Ocular albinism late onset sensorineural deafness

= Ocular albinism late onset sensorineural deafness =

Ocular albinism late onset sensorineural deafness (OASD) is a rare, X-linked recessive disease characterized by intense visual impairments, reduced retinal pigments, translucent pale-blue irises and moderately severe hearing loss from adolescence to middle-age. It is a subtype of Ocular Albinism (OA) that is linked to Ocular albinism type I (OA1).
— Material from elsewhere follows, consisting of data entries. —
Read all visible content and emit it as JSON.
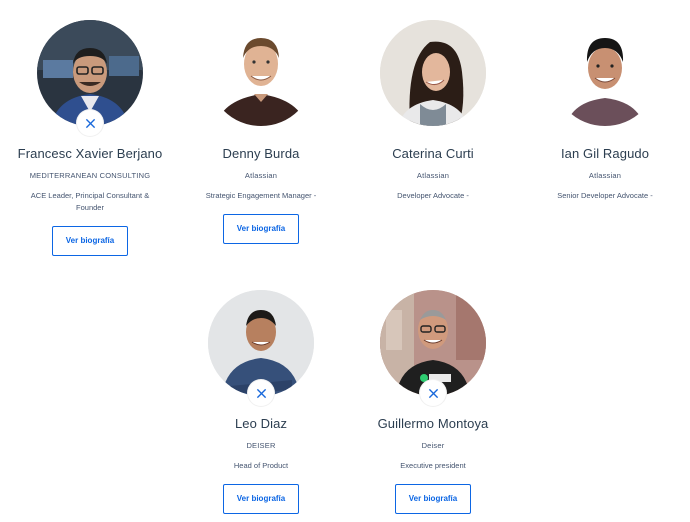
{
  "colors": {
    "accent": "#0c66e4",
    "text": "#2c3e50",
    "muted": "#44546f"
  },
  "speakers": [
    {
      "name": "Francesc Xavier Berjano",
      "company": "MEDITERRANEAN CONSULTING",
      "role": "ACE Leader, Principal Consultant & Founder",
      "button": "Ver biografía",
      "twitter_icon": "x-icon"
    },
    {
      "name": "Denny Burda",
      "company": "Atlassian",
      "role": "Strategic Engagement Manager -",
      "button": "Ver biografía"
    },
    {
      "name": "Caterina Curti",
      "company": "Atlassian",
      "role": "Developer Advocate -"
    },
    {
      "name": "Ian Gil Ragudo",
      "company": "Atlassian",
      "role": "Senior Developer Advocate -"
    },
    {
      "name": "Leo Diaz",
      "company": "DEISER",
      "role": "Head of Product",
      "button": "Ver biografía",
      "twitter_icon": "x-icon"
    },
    {
      "name": "Guillermo Montoya",
      "company": "Deiser",
      "role": "Executive president",
      "button": "Ver biografía",
      "twitter_icon": "x-icon"
    }
  ]
}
OA1 is the most common form of ocular albinism, affecting at least 1/60,000 males.

OA has two patterns of inheritance: X-linked and autosomal. X-linked OA includes OA1 (Nettleship-Falls type), OA2 (Forsius-Eriksson type) and OASD. Autosomal inheritance, on the other hand, includes OCA3 (autosomal recessive OA) and OA with sensorineural deafness. As OA1 is X-linked, males are generally more affected than females. The cause of OASD is believed to involve mutations of the GPR143 gene, which is responsible for pigment proteins production and melanosome growth control. This gene is located on the X-chromosome at Xp22.3, which is also where TBL1 gene is found. The physical proximity of the two genes suggest that OASD and OA1 result from contiguous-gene syndrome.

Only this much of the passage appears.